Returning to the University of Washington to join co-editor Jon Marmor on Columns has been a homecoming of sorts for me, a return to something at once familiar and new. Here is Red Square, crisscrossed by backpacks and skinny jeans. Here is the Quad, with its students nestled together under cherry trees. Here are the labs and classrooms, leaking their chalky dust.
Here are the ivory towers, tumbling down.
Gone, it seems, are the days when academia sat away from society, prognosticating from above. These days I can't help but notice how our research is becoming increasingly relevant. More human. More real. Even in the face of serious budget challenges, UW researchers, faculty and students are seeking out entrepreneurial ways of solving current problems and inventing new ways of studying age-old dilemmas.
Nowhere is that more evident than in the story of lecturer Jason De Leon's game-changing approach to studying undocumented migration. Using archaeology—a science most associate with lost cultures—he is documenting a host of issues surrounding the very real experience of modern migration from Mexico to the U.S. Young, engaged and passionate, De Leon is giving this "dusty science" a facelift unlike any seen in years.
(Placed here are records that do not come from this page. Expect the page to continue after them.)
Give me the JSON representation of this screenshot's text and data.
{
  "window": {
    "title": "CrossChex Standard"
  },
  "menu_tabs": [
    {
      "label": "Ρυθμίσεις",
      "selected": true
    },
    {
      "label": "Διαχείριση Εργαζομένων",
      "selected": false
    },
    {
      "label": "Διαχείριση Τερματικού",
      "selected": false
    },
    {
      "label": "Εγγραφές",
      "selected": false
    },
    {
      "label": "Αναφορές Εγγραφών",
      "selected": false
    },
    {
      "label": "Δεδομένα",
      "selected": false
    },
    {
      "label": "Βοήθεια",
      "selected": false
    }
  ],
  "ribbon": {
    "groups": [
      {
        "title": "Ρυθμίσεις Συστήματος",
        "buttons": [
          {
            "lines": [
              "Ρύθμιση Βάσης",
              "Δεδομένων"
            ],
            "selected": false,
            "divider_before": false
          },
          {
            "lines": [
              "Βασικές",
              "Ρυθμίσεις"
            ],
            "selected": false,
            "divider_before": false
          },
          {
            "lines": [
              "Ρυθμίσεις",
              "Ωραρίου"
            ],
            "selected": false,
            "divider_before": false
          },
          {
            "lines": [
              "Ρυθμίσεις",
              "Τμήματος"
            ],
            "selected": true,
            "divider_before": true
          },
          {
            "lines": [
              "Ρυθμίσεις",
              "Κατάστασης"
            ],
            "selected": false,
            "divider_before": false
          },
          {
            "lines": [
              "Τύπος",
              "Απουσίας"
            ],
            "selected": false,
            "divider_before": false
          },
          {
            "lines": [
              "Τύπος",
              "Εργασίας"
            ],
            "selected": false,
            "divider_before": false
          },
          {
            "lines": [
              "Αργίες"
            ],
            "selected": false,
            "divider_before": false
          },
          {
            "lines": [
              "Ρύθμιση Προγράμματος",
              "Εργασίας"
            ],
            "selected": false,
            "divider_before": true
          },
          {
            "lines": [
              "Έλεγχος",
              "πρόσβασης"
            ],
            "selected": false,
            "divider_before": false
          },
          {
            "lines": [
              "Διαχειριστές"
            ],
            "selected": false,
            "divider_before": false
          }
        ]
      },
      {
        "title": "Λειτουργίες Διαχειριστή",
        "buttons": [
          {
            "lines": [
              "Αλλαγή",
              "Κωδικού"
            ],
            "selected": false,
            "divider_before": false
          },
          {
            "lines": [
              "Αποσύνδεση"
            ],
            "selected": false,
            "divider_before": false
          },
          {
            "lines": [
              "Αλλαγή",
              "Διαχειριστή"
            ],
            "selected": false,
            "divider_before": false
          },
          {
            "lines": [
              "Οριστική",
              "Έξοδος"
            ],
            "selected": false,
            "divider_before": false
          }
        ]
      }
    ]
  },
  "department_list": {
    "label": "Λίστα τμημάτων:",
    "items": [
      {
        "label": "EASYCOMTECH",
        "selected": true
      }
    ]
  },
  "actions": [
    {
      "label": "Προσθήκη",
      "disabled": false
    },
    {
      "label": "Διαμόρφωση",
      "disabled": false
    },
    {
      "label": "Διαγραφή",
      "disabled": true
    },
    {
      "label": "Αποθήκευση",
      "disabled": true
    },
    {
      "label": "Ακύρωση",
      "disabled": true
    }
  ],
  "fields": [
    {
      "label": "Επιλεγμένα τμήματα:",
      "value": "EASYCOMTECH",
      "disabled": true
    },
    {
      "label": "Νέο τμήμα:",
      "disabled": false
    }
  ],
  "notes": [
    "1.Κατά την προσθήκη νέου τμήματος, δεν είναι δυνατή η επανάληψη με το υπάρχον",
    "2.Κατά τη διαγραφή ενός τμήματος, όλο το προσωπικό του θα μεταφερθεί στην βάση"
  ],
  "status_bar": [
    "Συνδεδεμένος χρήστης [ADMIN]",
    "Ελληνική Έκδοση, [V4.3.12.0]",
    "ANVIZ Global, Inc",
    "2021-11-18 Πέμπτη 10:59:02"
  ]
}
But that is just one of the stories of ingenuity in this issue. Turn the page and there's the story of one of medicine's most lifesaving devices—the Scribner shunt—invented 50 years ago at the UW and the foundation of what made long-term dialysis possible. Turn the page again and we discover how UW researchers are on track to cure color-blindness, better detect breast cancer and diagnose intestinal cancers.
All the while, UW students are developing X PRIZEs and doing "neat things" with bacteria.
Hardly the kind of ivory tower work so many people associate with academia. The UW I find myself returning to is innovative, entrepreneurial, alive. I am lucky to be here, helping tell its stories.